Libraries are important institutions because “usually it’s where anyone can go for education or entertainment,” she said.
It is also significant to Joplin because of its ties to the self-taught Michaelis, whose architectural services became in high demand in the Midwest and were used for a number of other locally significant buildings during this period. These include Joplin’s Memorial Hall, First Presbyterian Church, the Christman Building at Fifth and Main streets, and a former Joplin High School building that stood at Fourth Street and Byers Avenue.

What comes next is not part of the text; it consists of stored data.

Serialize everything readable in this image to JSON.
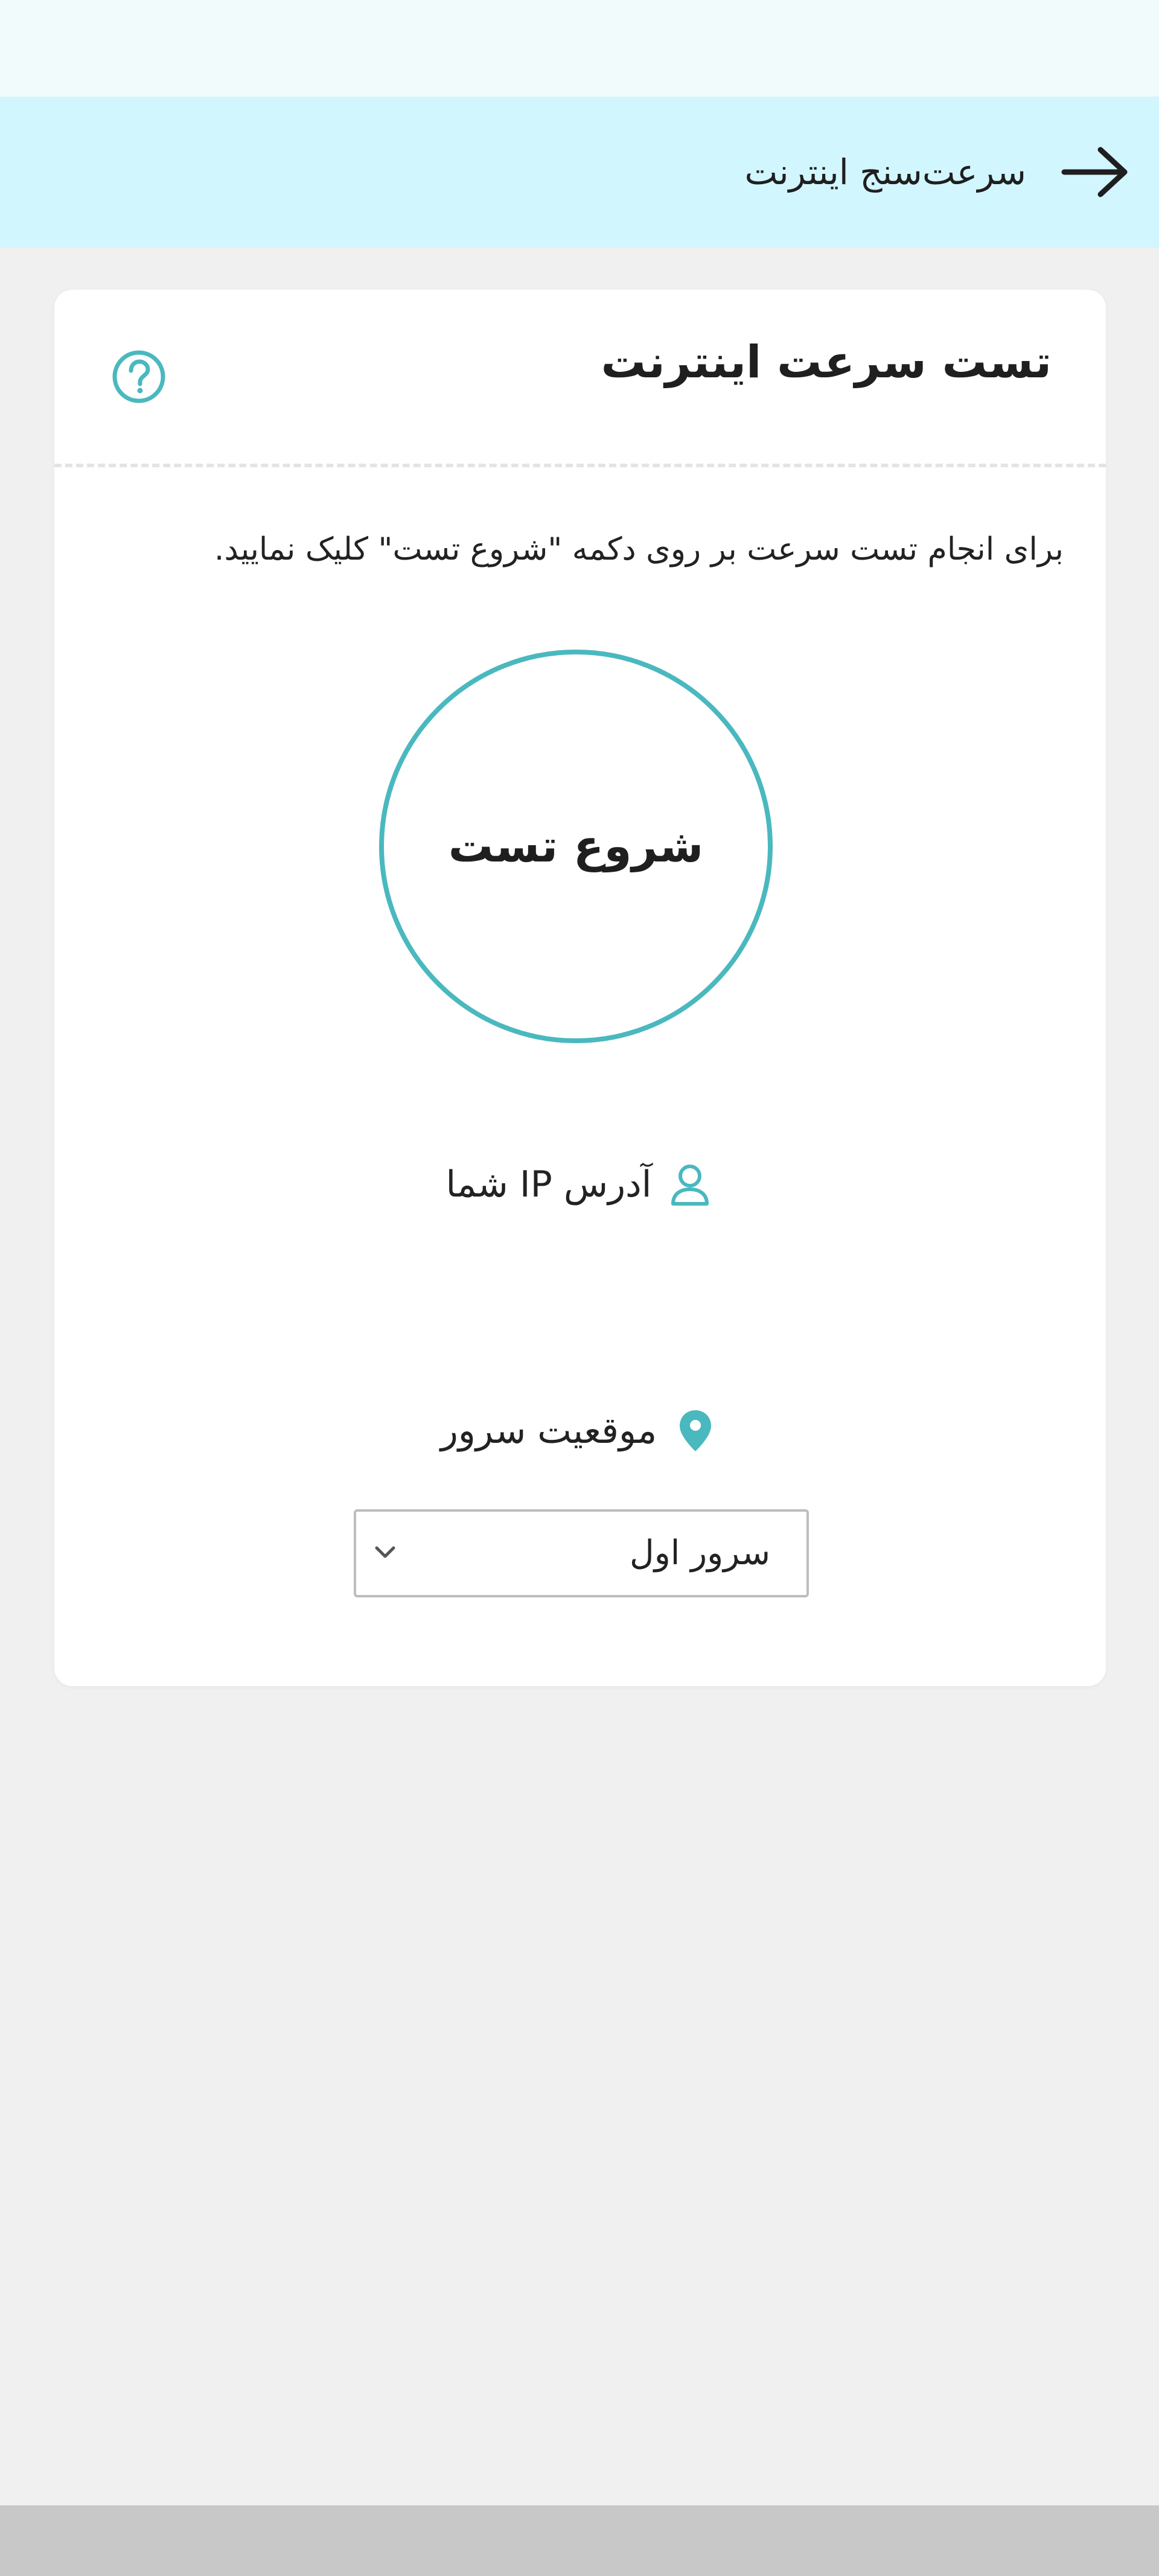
{
  "header": {
    "title": "سرعت‌سنج اینترنت",
    "back_icon": "arrow-right-icon"
  },
  "card": {
    "title": "تست سرعت اینترنت",
    "help_icon": "question-circle-icon",
    "instruction": "برای انجام تست سرعت بر روی دکمه \"شروع تست\" کلیک نمایید.",
    "start_button_label": "شروع تست",
    "ip_label": "آدرس IP شما",
    "ip_icon": "user-icon",
    "server_label": "موقعیت سرور",
    "server_icon": "map-pin-icon",
    "server_select": {
      "selected": "سرور اول"
    }
  },
  "colors": {
    "header_bg": "#d2f6fe",
    "accent": "#4ab8bf",
    "page_bg": "#f0f0f0",
    "card_bg": "#ffffff"
  }
}
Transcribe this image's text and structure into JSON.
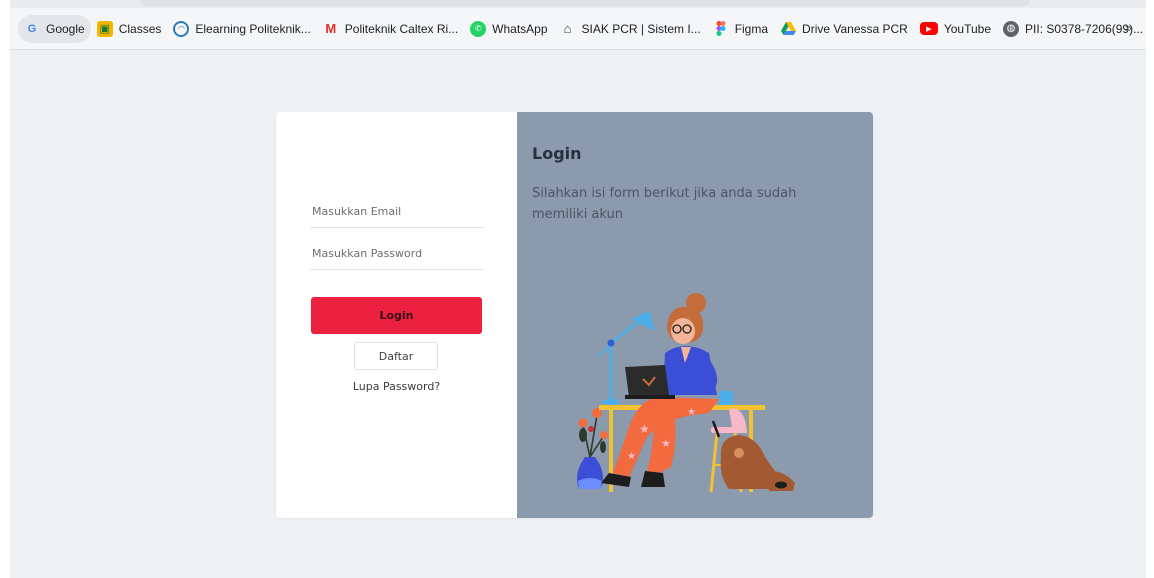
{
  "bookmarks": [
    {
      "label": "Google",
      "icon": "google-icon",
      "color": "#4285f4"
    },
    {
      "label": "Classes",
      "icon": "classroom-icon",
      "color": "#f4b400"
    },
    {
      "label": "Elearning Politeknik...",
      "icon": "elearning-icon",
      "color": "#2b7bb9"
    },
    {
      "label": "Politeknik Caltex Ri...",
      "icon": "gmail-icon",
      "color": "#d93025"
    },
    {
      "label": "WhatsApp",
      "icon": "whatsapp-icon",
      "color": "#25d366"
    },
    {
      "label": "SIAK PCR | Sistem I...",
      "icon": "building-icon",
      "color": "#5f6368"
    },
    {
      "label": "Figma",
      "icon": "figma-icon",
      "color": "#f24e1e"
    },
    {
      "label": "Drive Vanessa PCR",
      "icon": "drive-icon",
      "color": "#0f9d58"
    },
    {
      "label": "YouTube",
      "icon": "youtube-icon",
      "color": "#ff0000"
    },
    {
      "label": "PII: S0378-7206(99)...",
      "icon": "globe-icon",
      "color": "#5f6368"
    }
  ],
  "bookmarks_more": "»",
  "form": {
    "email_placeholder": "Masukkan Email",
    "password_placeholder": "Masukkan Password",
    "login_label": "Login",
    "register_label": "Daftar",
    "forgot_label": "Lupa Password?"
  },
  "info": {
    "title": "Login",
    "description": "Silahkan isi form berikut jika anda sudah memiliki akun"
  },
  "colors": {
    "accent": "#ec213f",
    "panel": "#8c9aad",
    "page_bg": "#edf1f4"
  }
}
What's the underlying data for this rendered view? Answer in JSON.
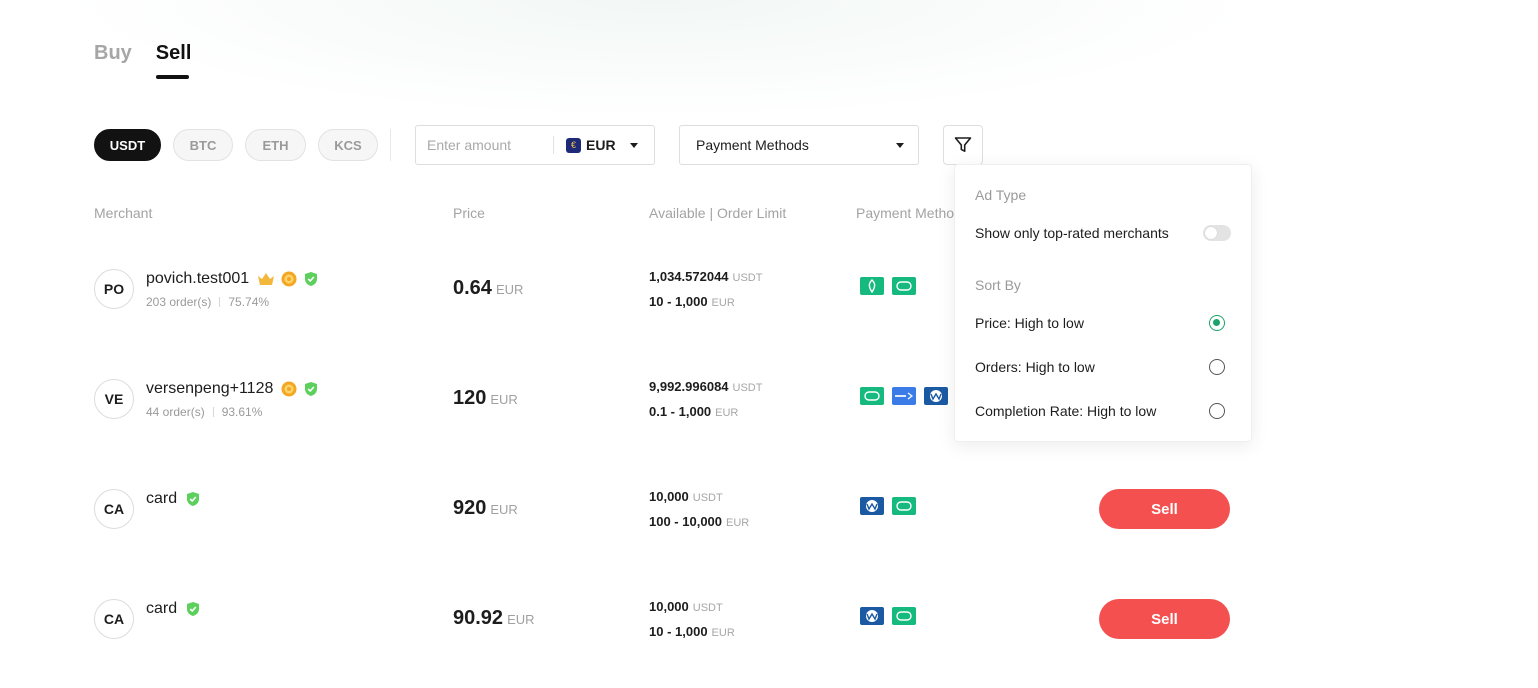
{
  "tabs": [
    {
      "label": "Buy",
      "active": false
    },
    {
      "label": "Sell",
      "active": true
    }
  ],
  "coins": [
    {
      "label": "USDT",
      "active": true
    },
    {
      "label": "BTC",
      "active": false
    },
    {
      "label": "ETH",
      "active": false
    },
    {
      "label": "KCS",
      "active": false
    }
  ],
  "amount": {
    "placeholder": "Enter amount",
    "currency": "EUR",
    "currency_icon": "euro-flag-icon"
  },
  "payment_methods": {
    "label": "Payment Methods"
  },
  "table": {
    "headers": {
      "merchant": "Merchant",
      "price": "Price",
      "available": "Available | Order Limit",
      "payment": "Payment Metho"
    },
    "rows": [
      {
        "avatar": "PO",
        "name": "povich.test001",
        "badges": [
          "crown-icon",
          "gold-medal-icon",
          "shield-icon"
        ],
        "orders": "203 order(s)",
        "completion": "75.74%",
        "price": "0.64",
        "price_unit": "EUR",
        "available": "1,034.572044",
        "available_unit": "USDT",
        "limit": "10 - 1,000",
        "limit_unit": "EUR",
        "payments": [
          "leaf-pay-icon",
          "cash-pay-icon"
        ],
        "action": ""
      },
      {
        "avatar": "VE",
        "name": "versenpeng+1128",
        "badges": [
          "gold-medal-icon",
          "shield-icon"
        ],
        "orders": "44 order(s)",
        "completion": "93.61%",
        "price": "120",
        "price_unit": "EUR",
        "available": "9,992.996084",
        "available_unit": "USDT",
        "limit": "0.1 - 1,000",
        "limit_unit": "EUR",
        "payments": [
          "cash-pay-icon",
          "alipay-icon",
          "webmoney-icon"
        ],
        "action": ""
      },
      {
        "avatar": "CA",
        "name": "card",
        "badges": [
          "shield-icon"
        ],
        "orders": "",
        "completion": "",
        "price": "920",
        "price_unit": "EUR",
        "available": "10,000",
        "available_unit": "USDT",
        "limit": "100 - 10,000",
        "limit_unit": "EUR",
        "payments": [
          "webmoney-icon",
          "cash-pay-icon"
        ],
        "action": "Sell"
      },
      {
        "avatar": "CA",
        "name": "card",
        "badges": [
          "shield-icon"
        ],
        "orders": "",
        "completion": "",
        "price": "90.92",
        "price_unit": "EUR",
        "available": "10,000",
        "available_unit": "USDT",
        "limit": "10 - 1,000",
        "limit_unit": "EUR",
        "payments": [
          "webmoney-icon",
          "cash-pay-icon"
        ],
        "action": "Sell"
      }
    ]
  },
  "filter_panel": {
    "ad_type_label": "Ad Type",
    "top_rated_label": "Show only top-rated merchants",
    "top_rated_on": false,
    "sort_label": "Sort By",
    "sort_options": [
      {
        "label": "Price: High to low",
        "selected": true
      },
      {
        "label": "Orders: High to low",
        "selected": false
      },
      {
        "label": "Completion Rate: High to low",
        "selected": false
      }
    ]
  },
  "colors": {
    "accent": "#1aa36a",
    "sell": "#f55050",
    "pay_green": "#16b97e",
    "pay_blue": "#1b5aa3",
    "alipay": "#3b7be8"
  }
}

Having it listed on Places in Peril draws attention to properties in need for those wishing to invest in historic places.
“It has helped us with buildings in our community,” Halbach said. Union Depot was listed last year and Olivia Apartments was placed on the list in 2020 just before it was purchased by the current developers. Bykota REI and Blue Haven Homes.
The list is important because “it engages more people and fosters collaboration and that’s what it usually takes to save a building,” Halbach said.
The need to try to find a future for the building is more pronounced now because of the fire, according to Halbach and Lori Haun, executive director of the Downtown Joplin Alliance.
“At the time of the fire, negotiations were underway between the owner and a non-profit organization” which was then interested in acquiring the building, Halbach said. These negotiations ceased after the fire.
“Obviously the fire put him in more imminent danger,” Halbach said.
Haun said the Olivia building was listed just months before it was damaged by fire in December 2020.
“We think it’s important,” Haun said of the Carnegie Library. “It’s a Carnegie, which is quite unique,” and like the Olivia, it was a public building that played a role in many people’s lives.
Asked how best to reuse the building, Haun said it was probably more suitable as a public destination, such as for educational purposes.
“It’s got a good square footage and apartments probably aren’t suitable because you don’t want to divide it with too many walls,” Haun said. “You would lose some of the structural integrity of the building.”
The downtown alliance can help move a project forward.
“We really think it’s a building worth saving, and we’ll do everything we can to help,” Haun said.